Recent trends suggest the increasing proliferation
of single-chip multi-core processor systems. This trend has
accelerated with the increasing difficultly of designing large,
complex cores, the diminishing instruction-level parallelism achieved
with additional transistors, and the growing importance of application-
specific domains with large amounts of data parallelism.
The advent of single-chip, multi-core systems has
once again renewed interest in automatic compiler parallelization. In
comparison to previous work in this area, though, there are
significant differences of current and future multi- cores relative to
multi-processors of the past which suggest that compilation strategies
should be re-evaluated. Previous multi-processor systems were always
connected via off-chip interconnects. Multi-cores are connected using
on-chip interconnects, which can significantly change communication
bandwidth and latency. Given the importance of communication on
program parallelization, such changes may lead to different
compilation approaches.
The other motivation for additional research in
automatic parallelization is workload changes. Previous
multiprocessors were mostly geared toward accelerating scientific
programs with regular loops and array accesses. For the most part,
parallelizing compilers have been very successful in this domain.

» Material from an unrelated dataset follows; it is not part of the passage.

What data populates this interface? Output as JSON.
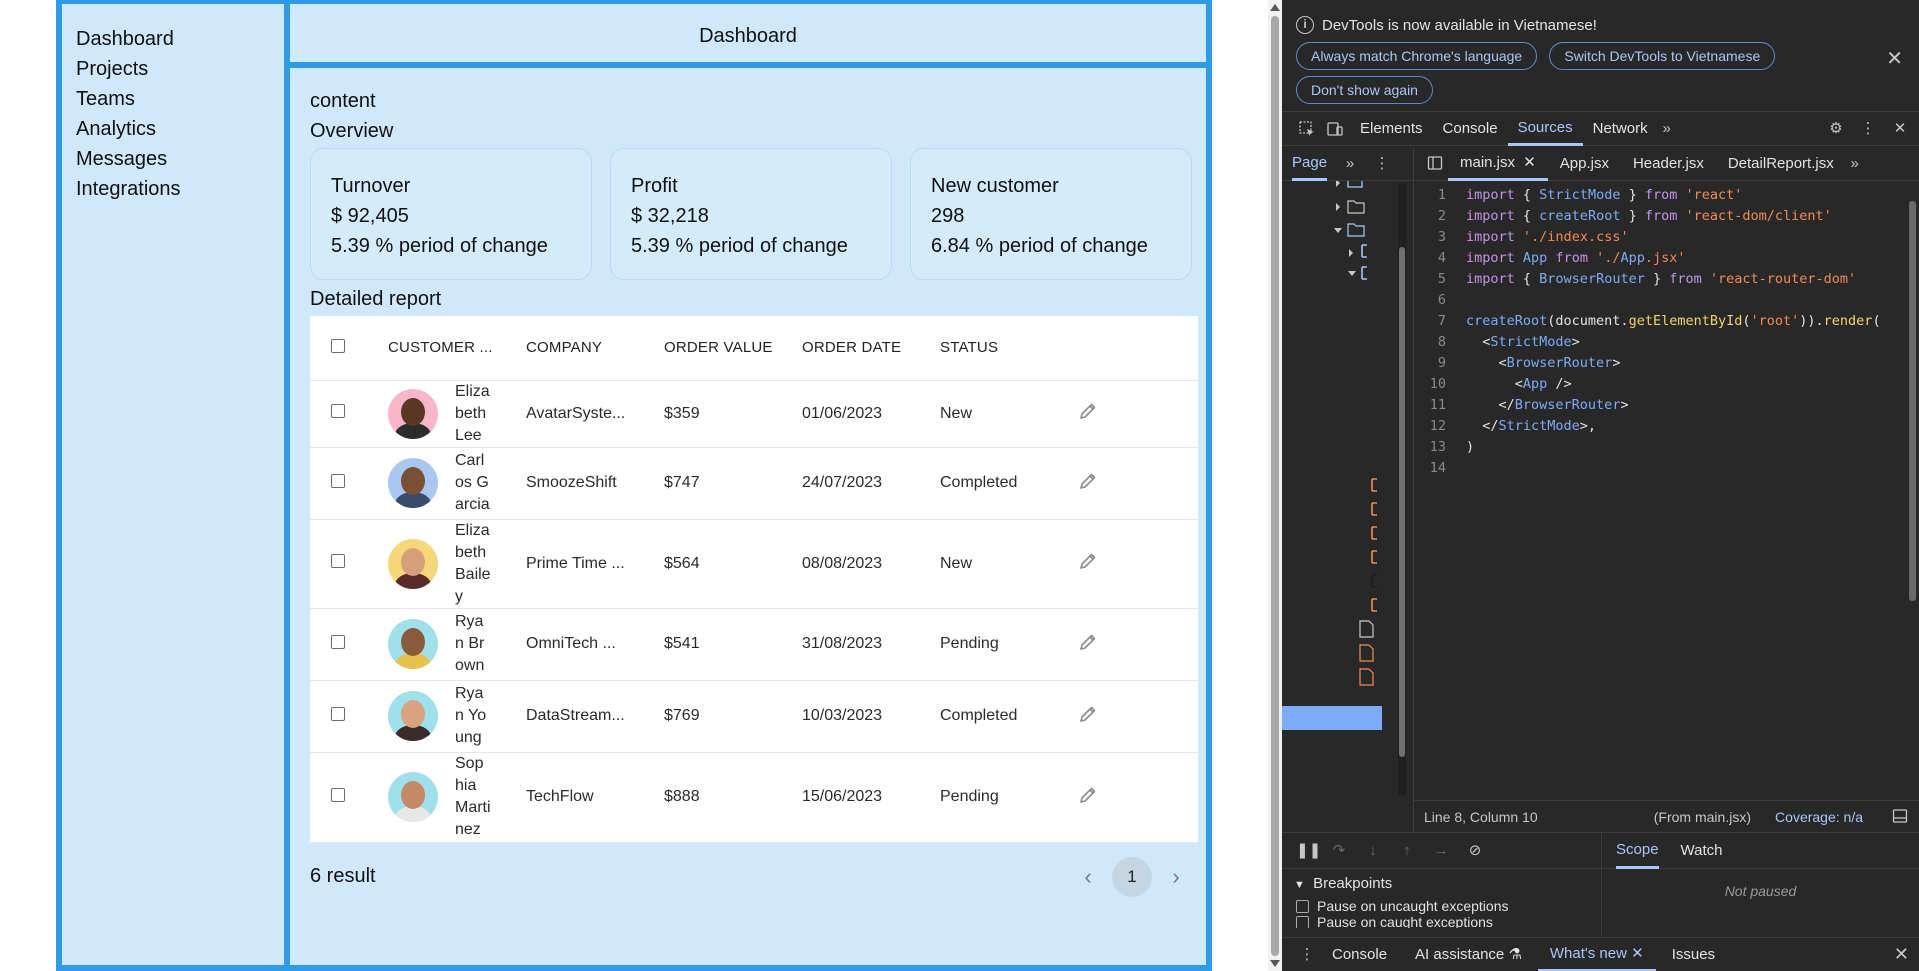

Future multi-cores will find themselves used in a variety of
specialized applications from signal processing to rendering
applications. Many of these applications will have characteristics
that will make them significantly harder to parallelize than
scientific applications. One of these important domains is
parallelization of network applications for network processors.
Network packet processing has been one of the
earliest adopters of multi-core processing due to the fact that packet
processing requires only light-weight processors and that it is
inherently parallel on a per-packet basis. Compiler parallelization of
network applications must consider the previously mentioned challenges
and deal with new aspects specific to packet processing. As it stands,
significant manual tuning is still required for optimizing network
applications. For network processors like the Intel IXP, programmers
must still manually partition network applications to multiple
processing cores and deal explicitly with multiple levels of memory
hierarchy.
This tutorial will describe the Shangri-la
programming environment that simplifies the development of portable,
high-performance packet-processing applications on network processors.
Shangri-la is derived from the Open Research Compiler, the leading
open-source Itanium compiler infrastructure. We have extended the base
framework with: a domain-specific programming language for specifying
packet-processing applications; domain specific and profile- guided
techniques to map packet-processing applications onto complex packet-
processing engines; and a run-time abstraction layer for dynamic
resource reconfiguration. In this tutorial, we focus on three key
aspects of our programming environment: program partitioning with a
throughput-driven cost model; memory access and latency optimizations;
and dynamic reconfiguration for reducing power and workload adaptation.
Design choices as well as the influences on those choices will be
covered. |